Scientists Look at 10 Years of Data to Characterize St. John’s Coral Reefs and Fish Populations
Scientists from the National Centers for Coastal Ocean Science recently integrated 10 years of baseline monitoring data (2001–2009) to characterize the spatial and temporal patterns in coral reefs and seafloor communities within and around the Virgin Islands Coral Reef National Monument and Virgin Islands National Park. The new report also documents how these marine resources have been affected by natural events and human disturbances.

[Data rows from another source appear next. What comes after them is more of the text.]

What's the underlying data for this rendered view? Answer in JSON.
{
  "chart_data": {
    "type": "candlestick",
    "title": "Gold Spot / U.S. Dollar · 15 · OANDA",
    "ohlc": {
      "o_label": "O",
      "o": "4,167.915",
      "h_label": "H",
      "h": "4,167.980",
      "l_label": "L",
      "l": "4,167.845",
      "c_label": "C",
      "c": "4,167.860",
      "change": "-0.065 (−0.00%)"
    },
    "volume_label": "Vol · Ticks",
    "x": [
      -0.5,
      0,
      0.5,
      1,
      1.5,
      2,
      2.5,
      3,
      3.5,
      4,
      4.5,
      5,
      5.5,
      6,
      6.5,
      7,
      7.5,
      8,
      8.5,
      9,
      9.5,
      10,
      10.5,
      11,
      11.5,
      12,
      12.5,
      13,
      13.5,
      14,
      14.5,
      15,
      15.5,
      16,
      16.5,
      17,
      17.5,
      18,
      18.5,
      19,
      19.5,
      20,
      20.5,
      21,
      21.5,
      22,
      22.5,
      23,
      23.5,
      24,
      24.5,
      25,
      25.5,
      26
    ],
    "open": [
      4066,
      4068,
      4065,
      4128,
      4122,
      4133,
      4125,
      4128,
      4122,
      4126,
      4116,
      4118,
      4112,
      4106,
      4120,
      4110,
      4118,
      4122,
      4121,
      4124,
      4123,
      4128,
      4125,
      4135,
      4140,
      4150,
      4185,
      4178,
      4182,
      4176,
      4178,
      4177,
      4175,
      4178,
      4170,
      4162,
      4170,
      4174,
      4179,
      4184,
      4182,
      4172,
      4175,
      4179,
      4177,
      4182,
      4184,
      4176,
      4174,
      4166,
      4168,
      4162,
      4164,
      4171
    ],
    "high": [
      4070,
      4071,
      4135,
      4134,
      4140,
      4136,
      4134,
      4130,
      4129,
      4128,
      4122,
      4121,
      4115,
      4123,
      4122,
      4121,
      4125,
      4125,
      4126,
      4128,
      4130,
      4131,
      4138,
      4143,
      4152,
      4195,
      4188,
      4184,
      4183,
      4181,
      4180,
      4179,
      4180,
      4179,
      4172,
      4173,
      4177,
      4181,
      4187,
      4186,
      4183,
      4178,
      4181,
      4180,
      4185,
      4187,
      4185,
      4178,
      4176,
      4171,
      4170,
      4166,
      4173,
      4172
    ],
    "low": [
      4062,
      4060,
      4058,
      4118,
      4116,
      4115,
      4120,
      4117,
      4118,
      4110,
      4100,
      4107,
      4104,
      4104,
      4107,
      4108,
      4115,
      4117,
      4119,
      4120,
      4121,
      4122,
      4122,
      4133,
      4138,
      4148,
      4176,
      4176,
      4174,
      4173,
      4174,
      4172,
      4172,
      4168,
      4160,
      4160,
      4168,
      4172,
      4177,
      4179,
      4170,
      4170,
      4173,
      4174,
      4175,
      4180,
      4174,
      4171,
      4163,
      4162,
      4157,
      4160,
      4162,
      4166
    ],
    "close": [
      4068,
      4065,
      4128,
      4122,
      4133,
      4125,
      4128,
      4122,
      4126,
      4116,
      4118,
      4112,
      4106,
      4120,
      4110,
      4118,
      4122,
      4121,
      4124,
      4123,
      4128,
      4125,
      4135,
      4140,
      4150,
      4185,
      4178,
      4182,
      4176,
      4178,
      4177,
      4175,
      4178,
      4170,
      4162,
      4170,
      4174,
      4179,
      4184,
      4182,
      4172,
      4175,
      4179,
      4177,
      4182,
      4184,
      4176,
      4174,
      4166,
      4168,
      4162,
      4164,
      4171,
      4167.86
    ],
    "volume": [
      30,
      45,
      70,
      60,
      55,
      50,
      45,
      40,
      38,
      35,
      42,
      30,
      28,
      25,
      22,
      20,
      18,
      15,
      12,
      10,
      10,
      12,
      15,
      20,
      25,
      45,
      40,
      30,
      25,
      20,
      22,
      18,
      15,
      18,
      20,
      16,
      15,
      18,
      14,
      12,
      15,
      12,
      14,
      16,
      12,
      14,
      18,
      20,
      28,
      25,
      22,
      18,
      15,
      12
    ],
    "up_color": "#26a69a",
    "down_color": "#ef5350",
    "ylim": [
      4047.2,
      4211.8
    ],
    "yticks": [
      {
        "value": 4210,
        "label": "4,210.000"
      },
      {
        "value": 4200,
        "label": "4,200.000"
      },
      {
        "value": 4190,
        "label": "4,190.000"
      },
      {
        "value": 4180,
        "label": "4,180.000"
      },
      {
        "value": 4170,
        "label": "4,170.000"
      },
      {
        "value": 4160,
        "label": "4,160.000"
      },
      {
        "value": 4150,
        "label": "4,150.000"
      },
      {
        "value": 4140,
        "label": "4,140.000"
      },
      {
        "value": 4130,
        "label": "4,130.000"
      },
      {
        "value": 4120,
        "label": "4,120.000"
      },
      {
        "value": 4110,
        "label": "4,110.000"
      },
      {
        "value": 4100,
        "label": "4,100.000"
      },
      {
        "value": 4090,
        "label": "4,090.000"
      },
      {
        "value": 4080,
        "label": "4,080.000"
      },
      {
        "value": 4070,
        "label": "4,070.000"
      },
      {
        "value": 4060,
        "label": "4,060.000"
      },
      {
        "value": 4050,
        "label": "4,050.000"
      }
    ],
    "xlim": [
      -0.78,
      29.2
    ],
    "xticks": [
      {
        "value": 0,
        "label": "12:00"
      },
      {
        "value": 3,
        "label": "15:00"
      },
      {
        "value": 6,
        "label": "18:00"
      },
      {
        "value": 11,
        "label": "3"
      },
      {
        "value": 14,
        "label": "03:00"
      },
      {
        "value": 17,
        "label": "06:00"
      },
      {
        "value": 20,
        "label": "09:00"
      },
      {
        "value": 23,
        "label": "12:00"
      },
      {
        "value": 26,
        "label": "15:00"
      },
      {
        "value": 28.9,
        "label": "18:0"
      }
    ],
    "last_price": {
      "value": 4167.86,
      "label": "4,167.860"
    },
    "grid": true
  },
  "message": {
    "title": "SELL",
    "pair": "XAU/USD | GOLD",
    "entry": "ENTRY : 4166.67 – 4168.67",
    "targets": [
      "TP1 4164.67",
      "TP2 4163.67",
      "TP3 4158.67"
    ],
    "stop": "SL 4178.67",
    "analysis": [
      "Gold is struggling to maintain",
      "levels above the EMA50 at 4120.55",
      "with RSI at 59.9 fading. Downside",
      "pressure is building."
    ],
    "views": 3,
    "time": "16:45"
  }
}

The team found that coral reefs in St. John are very different today when compared to 30 years ago. Live coral cover has declined severely, possibly from increased prevalence of coral diseases, and reef fish assemblages have changed because of habitat degradation and fishing pressure. The team also found that several hotspots of biological diversity still exist within the island’s marine waters. The report provides valuable information for the monument’s first ever general management plan and also will help local managers make informed decisions to protect these resources. Managers are using awareness campaigns and also enforcing fishing and boating regulations to curb habitat degradation and overfishing, however additional strategies are needed to curtail these problems in adjacent areas.
Funding for the study was provided by NCCOS, NOAA’s Coral Reef Conservation Program, and the National Park Service. Data collection partners included the National Park Service, the Virgin Islands Department of Planning and Natural Resources, the U.S. Geological Survey, the University of the Virgin Islands, and the University of Hawaii.